Symphony Mission

The Charlotte Symphony Orchestra believes that orchestral music nurtures the human spirit and is integral to the preservation and development of our American culture.

It is our mission to perform a broad range of this music, including appropriate genres of American traditional and popular music, at the highest possible professional standards consistent with fiscal responsibility.

The Charlotte Symphony will be a highly respected, financially sound, and valued arts organization whose performances will enrich, inspire, entertain, educate, and develop large and diverse audiences of all ages.

Symphony History

Founded in 1932 by Spanish conductor and composer Guillermo de Roxlo, the Charlotte Symphony Orchestra (CSO) has grown into one of the premier musical institutions in the Southeast, giving 115 performances each season and reaching an annual attendance of over 250,000 listeners. Building on a 76-year tradition, the Orchestra is led by the acclaimed German conductor Christof Perick, whose appointment as Music Director in 2001 garnered national attention, proclaimed by The New York Times as a "cultural jolt" to Charlotte.

The Charlotte Symphony is the largest and most active performing arts organization in the central Carolinas, employing over 100 professional musicians, 62 on full-time contracts, for a 40-week season. The Orchestra's principal home is the acoustically acclaimed 1,970-seat Belk Theater of the Blumenthal Performing Arts Center. The Symphony's Classics series and Baroque & Beyond concerts encompass a broad spectrum of symphonic and chamber orchestra masterworks respectively, from the Baroque through the current day. Throughout its history the CSO has collaborated with the world's leading soloists, including Andrés Segovia, Alicia de Larrocha, Luciano Pavarotti, Isaac Stern, André Watts, Itzhak Perlman, Emanuel Ax, and Yo-Yo Ma among many others. Committed to performing works by American composers and to expanding the orchestral repertoire through commissioning, the Charlotte Symphony has given the world premiere of 32 compositions.

The Charlotte Symphony explores American popular music through the Pops series, which over the years has featured quintessential orchestral favorites and performances with leading artists such as Ella Fitzgerald, Sarah Vaughan, Tony Bennett, and James Taylor, as well as Magic of Christmas, a Charlotte holiday tradition. The Lollipops series introduces young listeners to orchestral music through one-hour story-based concerts.
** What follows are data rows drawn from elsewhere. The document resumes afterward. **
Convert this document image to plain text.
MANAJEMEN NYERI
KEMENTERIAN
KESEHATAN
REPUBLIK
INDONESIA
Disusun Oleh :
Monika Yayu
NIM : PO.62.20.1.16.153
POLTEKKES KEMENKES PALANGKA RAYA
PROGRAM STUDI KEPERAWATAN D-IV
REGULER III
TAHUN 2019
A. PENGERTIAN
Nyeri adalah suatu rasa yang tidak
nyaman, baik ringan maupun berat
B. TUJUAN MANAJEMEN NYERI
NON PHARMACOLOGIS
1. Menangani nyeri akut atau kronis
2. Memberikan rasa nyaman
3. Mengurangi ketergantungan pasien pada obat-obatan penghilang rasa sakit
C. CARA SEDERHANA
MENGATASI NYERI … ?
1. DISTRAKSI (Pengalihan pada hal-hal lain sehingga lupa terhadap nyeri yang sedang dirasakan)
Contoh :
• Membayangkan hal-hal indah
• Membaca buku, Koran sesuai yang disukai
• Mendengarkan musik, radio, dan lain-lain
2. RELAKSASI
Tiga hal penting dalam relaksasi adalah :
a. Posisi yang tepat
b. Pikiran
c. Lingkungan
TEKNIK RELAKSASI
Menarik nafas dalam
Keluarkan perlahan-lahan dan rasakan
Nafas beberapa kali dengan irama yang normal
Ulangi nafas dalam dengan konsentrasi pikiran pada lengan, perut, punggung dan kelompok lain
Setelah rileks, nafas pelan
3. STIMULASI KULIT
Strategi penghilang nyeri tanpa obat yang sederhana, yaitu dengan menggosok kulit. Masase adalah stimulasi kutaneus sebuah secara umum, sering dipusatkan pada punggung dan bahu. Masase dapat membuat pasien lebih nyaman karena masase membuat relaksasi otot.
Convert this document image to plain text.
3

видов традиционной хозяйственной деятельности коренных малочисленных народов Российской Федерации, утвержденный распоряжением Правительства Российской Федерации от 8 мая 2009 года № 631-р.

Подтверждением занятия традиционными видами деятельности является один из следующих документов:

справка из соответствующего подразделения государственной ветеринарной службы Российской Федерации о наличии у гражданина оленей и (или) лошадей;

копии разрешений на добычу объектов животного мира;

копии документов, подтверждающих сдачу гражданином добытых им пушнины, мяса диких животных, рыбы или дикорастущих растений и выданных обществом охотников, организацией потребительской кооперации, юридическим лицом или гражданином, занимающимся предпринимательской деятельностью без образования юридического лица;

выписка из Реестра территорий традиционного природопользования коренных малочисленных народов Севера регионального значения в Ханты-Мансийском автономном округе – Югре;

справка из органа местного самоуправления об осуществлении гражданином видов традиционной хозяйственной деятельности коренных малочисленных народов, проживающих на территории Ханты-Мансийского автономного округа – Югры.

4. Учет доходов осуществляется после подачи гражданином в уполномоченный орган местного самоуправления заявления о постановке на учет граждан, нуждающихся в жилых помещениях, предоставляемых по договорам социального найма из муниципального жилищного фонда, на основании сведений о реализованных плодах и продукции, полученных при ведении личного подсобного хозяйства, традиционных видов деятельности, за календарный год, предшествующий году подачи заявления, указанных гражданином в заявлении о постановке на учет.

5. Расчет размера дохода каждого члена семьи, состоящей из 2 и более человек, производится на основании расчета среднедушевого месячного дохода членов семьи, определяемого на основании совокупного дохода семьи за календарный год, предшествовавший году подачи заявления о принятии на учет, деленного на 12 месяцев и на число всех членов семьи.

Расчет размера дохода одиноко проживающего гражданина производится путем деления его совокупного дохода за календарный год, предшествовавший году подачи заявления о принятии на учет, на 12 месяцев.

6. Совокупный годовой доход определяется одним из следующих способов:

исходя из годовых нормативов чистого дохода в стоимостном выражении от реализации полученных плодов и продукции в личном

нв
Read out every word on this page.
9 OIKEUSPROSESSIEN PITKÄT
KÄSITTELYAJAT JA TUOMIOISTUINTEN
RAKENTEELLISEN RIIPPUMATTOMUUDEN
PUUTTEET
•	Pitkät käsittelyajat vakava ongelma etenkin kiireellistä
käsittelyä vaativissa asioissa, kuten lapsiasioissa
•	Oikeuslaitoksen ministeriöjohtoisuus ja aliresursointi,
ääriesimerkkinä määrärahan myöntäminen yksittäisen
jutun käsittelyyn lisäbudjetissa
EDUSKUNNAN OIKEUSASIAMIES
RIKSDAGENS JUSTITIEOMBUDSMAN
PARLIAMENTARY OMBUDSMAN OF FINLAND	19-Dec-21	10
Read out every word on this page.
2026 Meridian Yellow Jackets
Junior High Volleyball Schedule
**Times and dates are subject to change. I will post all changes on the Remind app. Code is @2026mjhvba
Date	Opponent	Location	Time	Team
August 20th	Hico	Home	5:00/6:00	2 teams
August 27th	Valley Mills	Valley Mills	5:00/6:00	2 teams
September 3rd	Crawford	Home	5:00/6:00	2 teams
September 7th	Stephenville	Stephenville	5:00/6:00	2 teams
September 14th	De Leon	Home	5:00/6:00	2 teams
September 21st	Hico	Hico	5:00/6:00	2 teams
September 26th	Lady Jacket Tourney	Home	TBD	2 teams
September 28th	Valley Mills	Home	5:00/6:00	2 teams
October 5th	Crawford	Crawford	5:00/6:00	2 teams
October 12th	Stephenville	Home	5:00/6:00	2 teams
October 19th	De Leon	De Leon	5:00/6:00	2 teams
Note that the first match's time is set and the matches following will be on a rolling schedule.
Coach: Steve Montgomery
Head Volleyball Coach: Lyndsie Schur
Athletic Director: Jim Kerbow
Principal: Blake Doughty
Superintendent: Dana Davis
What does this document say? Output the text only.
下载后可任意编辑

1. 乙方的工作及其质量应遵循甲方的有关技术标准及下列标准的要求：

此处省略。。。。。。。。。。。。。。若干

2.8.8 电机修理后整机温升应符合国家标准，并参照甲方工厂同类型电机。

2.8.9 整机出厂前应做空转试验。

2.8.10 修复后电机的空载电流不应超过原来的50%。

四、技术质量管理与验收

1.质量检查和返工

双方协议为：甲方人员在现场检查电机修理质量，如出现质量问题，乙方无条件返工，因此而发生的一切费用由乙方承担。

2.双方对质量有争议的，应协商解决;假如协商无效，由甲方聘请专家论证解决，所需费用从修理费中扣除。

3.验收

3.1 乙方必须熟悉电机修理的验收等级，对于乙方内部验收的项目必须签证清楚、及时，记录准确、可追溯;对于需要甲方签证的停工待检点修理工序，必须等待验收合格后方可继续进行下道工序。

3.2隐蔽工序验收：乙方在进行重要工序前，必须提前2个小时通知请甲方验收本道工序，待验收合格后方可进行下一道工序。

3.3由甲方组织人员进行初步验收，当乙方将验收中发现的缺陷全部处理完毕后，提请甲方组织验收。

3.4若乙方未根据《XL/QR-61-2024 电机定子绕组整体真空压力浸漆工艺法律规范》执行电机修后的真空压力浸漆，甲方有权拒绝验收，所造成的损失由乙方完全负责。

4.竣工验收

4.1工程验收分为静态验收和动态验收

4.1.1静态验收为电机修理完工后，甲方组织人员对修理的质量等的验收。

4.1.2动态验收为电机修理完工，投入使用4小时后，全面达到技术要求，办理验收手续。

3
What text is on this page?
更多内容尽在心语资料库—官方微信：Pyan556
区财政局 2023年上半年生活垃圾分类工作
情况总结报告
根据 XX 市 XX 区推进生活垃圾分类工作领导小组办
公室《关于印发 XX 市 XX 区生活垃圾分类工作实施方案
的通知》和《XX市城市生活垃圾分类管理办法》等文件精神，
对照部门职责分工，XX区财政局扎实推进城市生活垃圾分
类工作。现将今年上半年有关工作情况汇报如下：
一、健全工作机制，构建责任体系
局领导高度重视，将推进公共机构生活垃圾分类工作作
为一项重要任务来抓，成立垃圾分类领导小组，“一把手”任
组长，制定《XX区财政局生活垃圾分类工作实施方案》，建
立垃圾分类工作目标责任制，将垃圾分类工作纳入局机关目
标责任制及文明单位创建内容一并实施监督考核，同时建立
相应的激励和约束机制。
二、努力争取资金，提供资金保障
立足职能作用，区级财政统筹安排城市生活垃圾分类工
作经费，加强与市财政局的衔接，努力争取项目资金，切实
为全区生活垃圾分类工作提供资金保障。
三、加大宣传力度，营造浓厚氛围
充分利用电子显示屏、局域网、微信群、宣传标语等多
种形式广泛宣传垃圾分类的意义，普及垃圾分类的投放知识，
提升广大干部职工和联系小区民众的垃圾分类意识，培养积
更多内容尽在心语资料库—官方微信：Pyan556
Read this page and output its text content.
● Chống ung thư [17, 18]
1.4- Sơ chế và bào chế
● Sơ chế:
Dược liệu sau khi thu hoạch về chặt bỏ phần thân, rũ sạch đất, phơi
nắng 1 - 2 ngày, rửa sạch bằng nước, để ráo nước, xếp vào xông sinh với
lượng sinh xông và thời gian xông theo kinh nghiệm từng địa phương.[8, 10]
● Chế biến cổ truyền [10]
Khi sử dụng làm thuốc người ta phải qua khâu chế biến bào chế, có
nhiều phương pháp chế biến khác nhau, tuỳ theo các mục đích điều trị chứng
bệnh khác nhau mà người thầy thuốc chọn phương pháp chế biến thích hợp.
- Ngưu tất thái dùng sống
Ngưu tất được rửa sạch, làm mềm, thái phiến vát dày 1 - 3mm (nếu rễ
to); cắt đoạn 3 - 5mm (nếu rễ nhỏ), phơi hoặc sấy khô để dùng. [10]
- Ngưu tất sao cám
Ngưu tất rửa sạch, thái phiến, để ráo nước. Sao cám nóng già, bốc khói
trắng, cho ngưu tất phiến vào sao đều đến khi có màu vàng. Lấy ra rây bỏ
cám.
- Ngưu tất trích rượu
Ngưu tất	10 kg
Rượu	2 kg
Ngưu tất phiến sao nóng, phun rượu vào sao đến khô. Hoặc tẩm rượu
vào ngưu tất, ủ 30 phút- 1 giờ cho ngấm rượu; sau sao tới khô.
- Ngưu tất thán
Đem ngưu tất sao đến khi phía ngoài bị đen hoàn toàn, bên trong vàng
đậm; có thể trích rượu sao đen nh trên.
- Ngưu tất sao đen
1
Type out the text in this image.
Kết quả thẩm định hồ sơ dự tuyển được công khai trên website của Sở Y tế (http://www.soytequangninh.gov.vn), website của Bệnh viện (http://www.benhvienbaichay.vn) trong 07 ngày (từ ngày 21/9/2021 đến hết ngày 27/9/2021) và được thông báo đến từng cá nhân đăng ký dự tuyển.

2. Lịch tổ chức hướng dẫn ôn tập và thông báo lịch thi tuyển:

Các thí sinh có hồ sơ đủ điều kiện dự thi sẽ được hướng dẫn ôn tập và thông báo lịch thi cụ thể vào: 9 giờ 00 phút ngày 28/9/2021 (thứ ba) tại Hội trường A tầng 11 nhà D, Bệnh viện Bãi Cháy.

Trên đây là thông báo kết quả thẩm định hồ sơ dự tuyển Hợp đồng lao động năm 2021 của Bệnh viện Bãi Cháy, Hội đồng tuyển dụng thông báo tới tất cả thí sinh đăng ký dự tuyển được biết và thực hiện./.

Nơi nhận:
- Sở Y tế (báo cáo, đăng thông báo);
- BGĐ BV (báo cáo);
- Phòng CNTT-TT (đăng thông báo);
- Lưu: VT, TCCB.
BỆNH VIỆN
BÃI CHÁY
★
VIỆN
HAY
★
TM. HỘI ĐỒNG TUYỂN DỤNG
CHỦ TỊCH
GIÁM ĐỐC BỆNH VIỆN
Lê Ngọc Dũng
A cornerstone of the cultural community, the Charlotte Symphony travels the region with special run-out concerts, reaches out through its extensive Community Partnership Program, and performs as the resident orchestra for Opera Carolina and North Carolina Dance Theatre. Every January the Symphony pays tribute to the legacy of Dr. Martin Luther King, Jr. with Daybreak of Freedom, a community tradition The Charlotte Observer acknowledged as "too poignant to do without."

The Oratorio Singers of Charlotte, founded in 1952, is the acclaimed volunteer chorus of the Charlotte Symphony and includes the 150-voice main chorus and the 40-voice Chamber Singers. Oratorio Director Scott Allen Jarrett and the choruses perform with the Orchestra several times each season including the annual Messiah and at the Piccolo Spoleto Festival in Charleston. The Chamber Singers' debut compact-disc, Sacred Voices of America, was released in 2000.

The Summer Pops series of outdoor concerts throughout the region is one of the most extensive series of symphonic concerts in the United States. In 2002 the Orchestra inaugurated its new summer home at Symphony Park at SouthPark, a permanent concert amphitheater.

Since 1954, the CSO has provided Education Concerts for schoolchildren throughout the region. Today, these concerts and another 800 classroom services reach more than 25,000 students each year.

The not-for-profit Symphony organization is governed by a 45-member volunteer Board of Directors and operates on a $8 million annual budget providing artistic excellence, community service, music education, and a wide variety of performances. It is supported by ticket sales, performance fees, generous individuals, the Symphony Guild of Charlotte, corporate sponsors, foundation grants, the North Carolina Arts Council, the National Endowment for the Arts, and by a grant from the Arts & Science Council-Charlotte/Mecklenburg.